Let’s take Philippians as an example. Philippi was a Roman colony originally settled with military veterans. The Philippians’ context was one which prized its Roman citizenship and military history. When Paul tells the Philippians to ‘stand firm in the one Spirit, striving together as one for the faith of the gospel’ (Phil. 1.27), they may well have called to mind Roman battle formations. When Paul says that ‘our citizenship is in heaven’ (Phil 3.20), they may well have compared this to the value of being a Roman citizen (for which see Acts 16.37). This may help us imagine what Paul says (that is, it intensifies his message) but it adds nothing to what has not already written. You do not need to know Philippi’s history (or have read Shakespeare) to know that Paul would have us fight together for Christ as those who belong to heaven. It would go against the meaning of Article VI, (hypothetically) to ignore Paul’s words because they are somehow complicit in the language of Roman militarism. This is not a controversial point, but it is questions of historical context which drive so much controversy in the Church of England.
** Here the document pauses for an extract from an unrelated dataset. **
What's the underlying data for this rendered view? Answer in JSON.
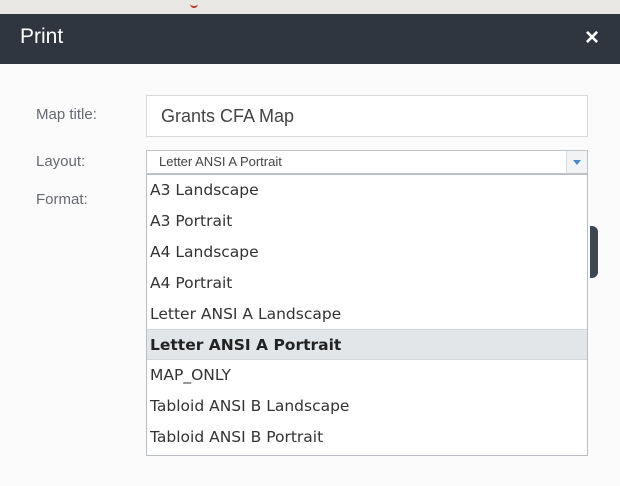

Article VI, however, limits what is required of us as Christian and confines it to the words on the page which, by God’s grace, we have in front of us. We must remember that we live in an educationally privileged environment in Christian history. The last two centuries have seen the explosion of professional historical and archaeological study, which means we know (or think we know) far more about the past than our predecessors. We cannot make this increased knowledge a criterion for truth. If so, then it is a criterion that has been denied to the majority of the Church throughout its history and in many parts of the world. We cannot make a historical education the means by which we deem an interpretation right or not. If we do, we risk making human knowledge the key to unlocking Scripture and human experts its gatekeepers. It is only one small step to asking if God really spoke the words on the page (cf. Gen. 3.1).
I’m all for understanding the world in which the Bible was written. But the Bible spoke against the world then and continues to do so now. Let us not be seduced by so much knowledge that we neglect the sufficiency of the words God has put on the pages in front of us.
The Rev'd Robert Evans is a doctoral student at Cambridge University, and a Curate at Christ Church, Cambridge.